Il y a 20 ans, en novembre 1987, j’étais encore étudiante à Paris. Début Novembre, c’était les vacances de la Toussaint. Mon Oncle et sa femme se trouvaient à Milan. Je suis allée les y rejoindre. Nous avions passé quelques jours agréables. Le 7 novembre 1987 exactement, nous devions repartir chacun de son coté, eux à Tunis et moi à Paris.
Nous étions sortis le matin, et nous avions appris qu’il s’était passé quelque chose à Tunis, mais nous ne savions pas quoi.
En tout début d’après-midi, j’avais pris l’avion pour Paris, en ignorant toujours ce qu’il s’était passé chez nous.
J’arrive à l’aéroport Charles de Gaule, je donne mon passeport pour le contrôle de police. Et surprise:
- Vous êtes tunisienne? C’est extraordinaire ce qui s’est passé chez vous aujourd’hui!
- Que s’est-il donc passé chez nous?
- Vous n’êtes pas au courant? Il y a eu un coup d’État!
- Comment???????????
- Mais oui, il y a eu un coup d’État. Bourguiba a été renversé. Mais c’est extraordinaire, c’est un coup d’État complètement à l’image de la Tunisie: en douceur, sans aucune effusion de sang. Vraiment extraordinaire, il n’y a jamais eu un coup d’État pareil. Il n’y qu’en Tunisie qu’une chose pareille peut arriver. Vous êtes un pays pacifique. Vraiment bravo!
J’étais surprise… et fière. Fière du compliment. En Tunisie, chez nous, il y a eu un coup d’État, sans aucune goutte de sang versée. Quel beau pays la Tunisie. Quelle fierté d’en faire partie!
J’ai quitté l’aéroport dans un état second. Chez nous, un coup d’État? En Tunisie? Un coup d’État exemplaire? Pas de sang????
Mais qui? Comment? Et Bourguiba????
Arrivée chez moi, je me suis installée directement devant ma TV. Et j’ai vu. J’ai d’ailleurs tout enregistré. J’ai vu la joie du peuple. J’ai vu le nouveau président. J’ai entendu son discours…. Je crois que je n’ai presque pas bougé de devant ma TV. Je zappais d’une chaîne à l’autre, enregistrant tout ce qui se disait à propos de la Tunisie et de son coup d’État exemplaire. La Tunisie, mon pays.
J’ai appelé mes parents, ma famille, mes amis…
C’est sûr, il y a eu un coup État, et personne n’en avait souffert. Personne.
L’espoir avait envahi la Tunisie. L’Espoir battait dans le cœur de tous les tunisiens. L’Espoir avait remplacé le désespoir qui depuis quelques années régnait sur la Tunisie.

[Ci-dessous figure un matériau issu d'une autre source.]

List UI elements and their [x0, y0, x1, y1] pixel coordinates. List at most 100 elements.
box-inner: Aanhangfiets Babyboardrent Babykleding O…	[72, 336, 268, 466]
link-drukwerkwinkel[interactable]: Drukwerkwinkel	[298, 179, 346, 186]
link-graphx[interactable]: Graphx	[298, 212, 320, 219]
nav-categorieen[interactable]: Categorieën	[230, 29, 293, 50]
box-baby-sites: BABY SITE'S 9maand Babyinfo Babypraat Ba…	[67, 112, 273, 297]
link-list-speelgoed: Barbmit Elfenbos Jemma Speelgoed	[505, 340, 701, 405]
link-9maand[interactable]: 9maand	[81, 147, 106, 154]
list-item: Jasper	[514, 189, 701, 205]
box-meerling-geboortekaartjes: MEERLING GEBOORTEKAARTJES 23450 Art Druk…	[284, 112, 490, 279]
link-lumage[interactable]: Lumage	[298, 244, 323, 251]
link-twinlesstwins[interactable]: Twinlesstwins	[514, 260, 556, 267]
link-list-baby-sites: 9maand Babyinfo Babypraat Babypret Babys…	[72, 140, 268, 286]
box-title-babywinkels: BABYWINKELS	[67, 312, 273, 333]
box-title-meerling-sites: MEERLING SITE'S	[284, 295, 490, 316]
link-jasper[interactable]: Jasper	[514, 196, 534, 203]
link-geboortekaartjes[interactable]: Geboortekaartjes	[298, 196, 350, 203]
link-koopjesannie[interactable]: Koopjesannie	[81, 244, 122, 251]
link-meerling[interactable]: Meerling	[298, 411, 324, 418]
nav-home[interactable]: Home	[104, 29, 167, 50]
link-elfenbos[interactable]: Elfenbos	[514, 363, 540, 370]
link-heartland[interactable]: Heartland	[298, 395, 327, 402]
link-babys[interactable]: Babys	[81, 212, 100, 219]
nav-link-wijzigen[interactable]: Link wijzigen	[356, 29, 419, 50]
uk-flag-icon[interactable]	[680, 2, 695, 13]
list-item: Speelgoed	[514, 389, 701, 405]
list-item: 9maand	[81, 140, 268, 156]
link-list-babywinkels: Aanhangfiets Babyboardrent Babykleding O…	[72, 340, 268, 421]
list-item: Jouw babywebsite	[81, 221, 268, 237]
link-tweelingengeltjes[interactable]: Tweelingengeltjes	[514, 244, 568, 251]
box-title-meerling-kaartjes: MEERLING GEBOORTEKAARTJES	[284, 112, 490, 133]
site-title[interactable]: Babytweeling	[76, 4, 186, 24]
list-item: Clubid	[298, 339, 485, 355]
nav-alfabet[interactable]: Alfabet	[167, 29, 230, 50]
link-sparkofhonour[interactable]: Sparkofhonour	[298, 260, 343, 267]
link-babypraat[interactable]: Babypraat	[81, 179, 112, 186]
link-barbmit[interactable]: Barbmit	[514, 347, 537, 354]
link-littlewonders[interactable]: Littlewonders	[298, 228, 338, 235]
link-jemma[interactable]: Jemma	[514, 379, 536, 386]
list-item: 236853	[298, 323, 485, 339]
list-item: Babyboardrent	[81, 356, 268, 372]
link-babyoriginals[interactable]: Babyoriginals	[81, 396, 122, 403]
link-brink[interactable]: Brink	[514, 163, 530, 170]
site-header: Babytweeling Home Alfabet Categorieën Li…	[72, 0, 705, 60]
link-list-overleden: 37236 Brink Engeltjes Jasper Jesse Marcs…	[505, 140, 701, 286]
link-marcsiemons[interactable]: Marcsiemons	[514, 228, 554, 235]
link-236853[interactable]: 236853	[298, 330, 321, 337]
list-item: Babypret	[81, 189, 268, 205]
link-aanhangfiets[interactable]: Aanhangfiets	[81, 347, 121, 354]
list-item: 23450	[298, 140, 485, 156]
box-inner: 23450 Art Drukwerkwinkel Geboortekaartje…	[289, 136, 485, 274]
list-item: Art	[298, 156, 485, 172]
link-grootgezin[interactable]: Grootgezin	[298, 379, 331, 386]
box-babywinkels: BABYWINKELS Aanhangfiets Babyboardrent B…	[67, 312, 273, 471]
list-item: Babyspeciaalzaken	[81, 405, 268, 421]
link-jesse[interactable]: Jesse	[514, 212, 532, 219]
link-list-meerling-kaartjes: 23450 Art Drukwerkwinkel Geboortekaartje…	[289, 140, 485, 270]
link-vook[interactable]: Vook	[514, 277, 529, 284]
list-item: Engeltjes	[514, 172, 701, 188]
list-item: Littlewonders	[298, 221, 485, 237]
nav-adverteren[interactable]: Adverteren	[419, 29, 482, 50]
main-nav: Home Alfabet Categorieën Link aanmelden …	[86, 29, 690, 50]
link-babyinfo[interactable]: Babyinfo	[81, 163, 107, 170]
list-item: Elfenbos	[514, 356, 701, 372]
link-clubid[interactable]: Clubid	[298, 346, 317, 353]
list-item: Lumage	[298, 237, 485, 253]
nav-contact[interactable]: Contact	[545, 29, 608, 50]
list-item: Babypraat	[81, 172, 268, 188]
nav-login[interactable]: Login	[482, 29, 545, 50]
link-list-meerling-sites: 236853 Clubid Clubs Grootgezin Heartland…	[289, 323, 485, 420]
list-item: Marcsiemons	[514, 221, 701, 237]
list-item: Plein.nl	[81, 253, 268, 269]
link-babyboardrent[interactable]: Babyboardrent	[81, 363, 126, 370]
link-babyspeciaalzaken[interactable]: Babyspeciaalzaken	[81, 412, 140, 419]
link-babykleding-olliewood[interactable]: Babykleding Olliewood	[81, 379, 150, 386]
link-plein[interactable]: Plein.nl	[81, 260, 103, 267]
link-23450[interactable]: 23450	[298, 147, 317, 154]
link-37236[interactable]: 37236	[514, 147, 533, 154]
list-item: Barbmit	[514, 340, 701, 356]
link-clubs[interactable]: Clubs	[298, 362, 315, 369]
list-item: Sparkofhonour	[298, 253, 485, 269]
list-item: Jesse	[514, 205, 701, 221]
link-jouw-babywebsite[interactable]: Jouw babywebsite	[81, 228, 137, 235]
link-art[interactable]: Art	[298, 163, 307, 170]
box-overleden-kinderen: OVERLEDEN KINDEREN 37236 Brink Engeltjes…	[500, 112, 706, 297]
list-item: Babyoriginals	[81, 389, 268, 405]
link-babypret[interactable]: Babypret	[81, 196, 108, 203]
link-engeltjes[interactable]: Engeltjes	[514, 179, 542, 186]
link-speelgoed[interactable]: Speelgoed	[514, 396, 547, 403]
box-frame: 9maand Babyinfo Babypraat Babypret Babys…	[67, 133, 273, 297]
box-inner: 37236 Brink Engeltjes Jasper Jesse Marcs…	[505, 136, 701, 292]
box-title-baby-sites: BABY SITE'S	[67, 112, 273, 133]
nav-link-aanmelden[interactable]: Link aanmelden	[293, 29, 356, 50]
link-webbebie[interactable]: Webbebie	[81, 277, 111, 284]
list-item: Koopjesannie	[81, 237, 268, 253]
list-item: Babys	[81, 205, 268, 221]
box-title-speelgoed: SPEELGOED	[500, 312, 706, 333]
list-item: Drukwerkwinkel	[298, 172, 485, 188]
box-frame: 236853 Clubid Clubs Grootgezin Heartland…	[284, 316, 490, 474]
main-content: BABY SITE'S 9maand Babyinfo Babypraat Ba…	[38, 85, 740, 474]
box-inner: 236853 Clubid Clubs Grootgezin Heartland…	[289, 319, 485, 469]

Bourguiba, bien qu’il ait mis la Tunisie sur les rails du développement, bien qu’il ait été un grand homme… avait quand même commis une erreur monumentale: il n’avait pas su se retirer à temps et assurer sa succession. Et depuis quelques années, le pays se trouvait sous le contrôle d’un vieil homme sénile. Il avait hypothéqué l’avenir de Sa Tunisie, et ne s’en rendait même pas compte.
Ce général qui arrivait à ce moment avait mis de l’espoir dans le cœur des gens. En plus, il était arrivé avec de belles paroles et des promesses. Et tous y avaient cru…
Le lendemain, j’étais encore sous le choc, et toujours collée à ma TV, bien que souvent, les diverses chaînes passaient et repassaient les mêmes images. Mais j’étais presque hypnotisée. Je regardais encore et encore, inlassablement, ces gens qui laissaient éclater leur joie….
Ce lendemain, j’étais invitée à déjeuner chez ma cousine. Je prends le métro, dans la station, il y avait une TV qui passait des infos. Je regardais encore. J’attendais mon métro et je regardais encore ces images qui arrivaient de Ma Tunisie…
Le métro arrive. Je monte tout en regardant toujours la TV. Mes yeux ne quittaient l’écran que difficilement. Manque de pot, premier méfait du coup d’État pour moi: j’étais tellement concentrée que je n’avais pas remarqué que j’étais dans le compartiment 1ère classe, et je me suis faite choper par les contrôleurs. Le coup d’État en Tunisie m’avait valu une amande à la RATP….
C’était il y a 20 ans. Beaucoup d’espoir. Une lueur avait brillé pour les tunisiens.
Qu’en est-il aujourd’hui????
Déception. Déception. Déception….
Désillusions…
Et le désespoir à nouveau. Mais un désespoir plus profond qu’il y a 20 ans. Un avenir bien plus sombre.